I’m (hopefully) on the tail end of about a solid month where I’ve just been overcommitted and really haven’t had much unplanned time available to myself. With trips and other commitments, I’ve just felt like I’m drowning a bit and don’t have time to just breath.
And it occurred to me that I should really be spending and planning my time just like I would with money. If I spend it all ahead of time, I’ll feel like I don’t have any.
Instead, I should only commit a smaller percentage and, then I’ll feel like I have all the time in the world to dedicate to whatever I want.
It’s been established in the past that I tend to value freedom over almost everything else. And one way you can rob yourself of freedom is by over-committing. Flexibility is freedom, and if all of your time is already planned, you have no flexibility.

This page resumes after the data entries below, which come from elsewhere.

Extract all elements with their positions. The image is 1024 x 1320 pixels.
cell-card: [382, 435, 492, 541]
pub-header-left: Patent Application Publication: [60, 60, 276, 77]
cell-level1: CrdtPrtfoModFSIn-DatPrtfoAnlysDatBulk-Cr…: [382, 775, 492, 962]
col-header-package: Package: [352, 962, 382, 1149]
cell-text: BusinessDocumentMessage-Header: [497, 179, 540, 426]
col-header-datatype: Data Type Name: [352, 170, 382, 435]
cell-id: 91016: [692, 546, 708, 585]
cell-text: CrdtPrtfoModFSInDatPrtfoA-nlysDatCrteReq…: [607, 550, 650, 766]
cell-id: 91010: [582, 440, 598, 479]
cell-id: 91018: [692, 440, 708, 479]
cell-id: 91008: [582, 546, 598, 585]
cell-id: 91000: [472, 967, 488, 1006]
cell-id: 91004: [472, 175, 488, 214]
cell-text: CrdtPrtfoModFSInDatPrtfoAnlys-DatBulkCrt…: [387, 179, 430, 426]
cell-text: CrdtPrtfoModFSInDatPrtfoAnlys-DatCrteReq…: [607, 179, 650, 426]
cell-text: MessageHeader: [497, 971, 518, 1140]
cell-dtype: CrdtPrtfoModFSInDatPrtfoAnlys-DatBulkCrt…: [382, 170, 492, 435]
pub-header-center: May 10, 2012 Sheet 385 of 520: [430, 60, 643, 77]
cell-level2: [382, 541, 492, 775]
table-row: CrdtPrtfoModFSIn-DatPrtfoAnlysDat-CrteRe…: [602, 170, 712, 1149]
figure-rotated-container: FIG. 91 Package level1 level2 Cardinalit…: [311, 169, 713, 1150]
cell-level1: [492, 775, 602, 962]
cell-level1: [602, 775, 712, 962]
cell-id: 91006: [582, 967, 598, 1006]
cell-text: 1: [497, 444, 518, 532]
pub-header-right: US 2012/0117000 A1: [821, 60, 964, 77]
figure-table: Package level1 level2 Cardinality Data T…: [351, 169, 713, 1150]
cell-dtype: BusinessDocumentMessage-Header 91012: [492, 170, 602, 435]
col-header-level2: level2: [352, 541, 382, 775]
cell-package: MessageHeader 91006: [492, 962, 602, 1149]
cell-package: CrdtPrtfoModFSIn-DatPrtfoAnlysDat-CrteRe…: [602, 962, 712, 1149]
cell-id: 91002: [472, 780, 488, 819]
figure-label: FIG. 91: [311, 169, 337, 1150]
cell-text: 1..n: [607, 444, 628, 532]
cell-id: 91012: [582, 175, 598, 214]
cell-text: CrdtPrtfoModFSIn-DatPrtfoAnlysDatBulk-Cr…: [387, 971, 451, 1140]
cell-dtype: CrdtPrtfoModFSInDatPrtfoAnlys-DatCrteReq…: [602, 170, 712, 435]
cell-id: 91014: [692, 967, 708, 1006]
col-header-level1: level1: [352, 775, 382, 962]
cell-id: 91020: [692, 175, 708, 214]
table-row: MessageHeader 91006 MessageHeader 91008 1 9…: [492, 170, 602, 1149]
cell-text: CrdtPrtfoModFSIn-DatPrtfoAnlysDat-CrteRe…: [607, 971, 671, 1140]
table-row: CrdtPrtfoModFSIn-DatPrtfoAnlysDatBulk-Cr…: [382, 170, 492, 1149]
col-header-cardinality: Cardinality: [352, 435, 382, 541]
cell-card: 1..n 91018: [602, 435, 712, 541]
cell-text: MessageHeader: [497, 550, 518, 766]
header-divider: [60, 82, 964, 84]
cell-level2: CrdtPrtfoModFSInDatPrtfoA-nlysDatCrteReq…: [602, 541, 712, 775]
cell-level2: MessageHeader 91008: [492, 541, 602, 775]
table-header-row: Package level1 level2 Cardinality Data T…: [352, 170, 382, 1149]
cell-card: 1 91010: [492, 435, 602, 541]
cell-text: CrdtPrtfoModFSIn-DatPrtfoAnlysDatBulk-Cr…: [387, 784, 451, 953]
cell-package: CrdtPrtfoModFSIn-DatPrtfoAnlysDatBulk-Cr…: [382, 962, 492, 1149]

This also means that if, for example, things come up in work that require way more time, you’re in trouble. You can’t simply give it a little more time until they calm down. Instead you just sort of suffer all the time.
And that’s basically what has happened. I’ve been over-committed and we’ve had a bunch of projects overlap simultaneously. And I’ve just been insanely stressed out.
I think it’s had a seriously negative impact on my mood and well-being. It’s just one of the contributing factors at the moment, but it’s still been pretty impactful.
If I had more time, I would be fine. But I’ve been too committed.
I actually told a friend yesterday that I couldn’t meet them like we had planned. It was going to require a lot of driving and time, and at that moment I just felt like I couldn’t possibly handle it. I felt like I would explode from the stress.
In the end, I didn’t even fully cancel, I just had the friend come to me instead. And that small change actually relieved a huge amount of stress. It wasn’t even huge: just gaining a little bit of extra time made me feel so much better.
So even a small amount of gained, unplanned time can have a huge impact.
I hope I learn going forward to always leave plenty of time free. I’ll feel much more relaxed and “rich” in my life.
After all, it’s one thing to be rich with money. But it’s considerably harder, in my opinion, to be rich in time. Almost nobody is. I’ve noted here in the past that we tend to just fill our schedules up until there’s no more time, and then we struggle. Come to think of it, that’s exactly what people do with their money, too.
In the end, they actually are somewhat interchangeable, and they should be seen as such.
I want to be rich financially (not necessarily a lot of money, but having the financial freedom to do the things I want and retire when I want), but also rich with time. And right now I’m failing that second metric.
It’s just something I need to be cognizant of and work on going forward. Because I think what I’m experiencing right now is quite bad for me.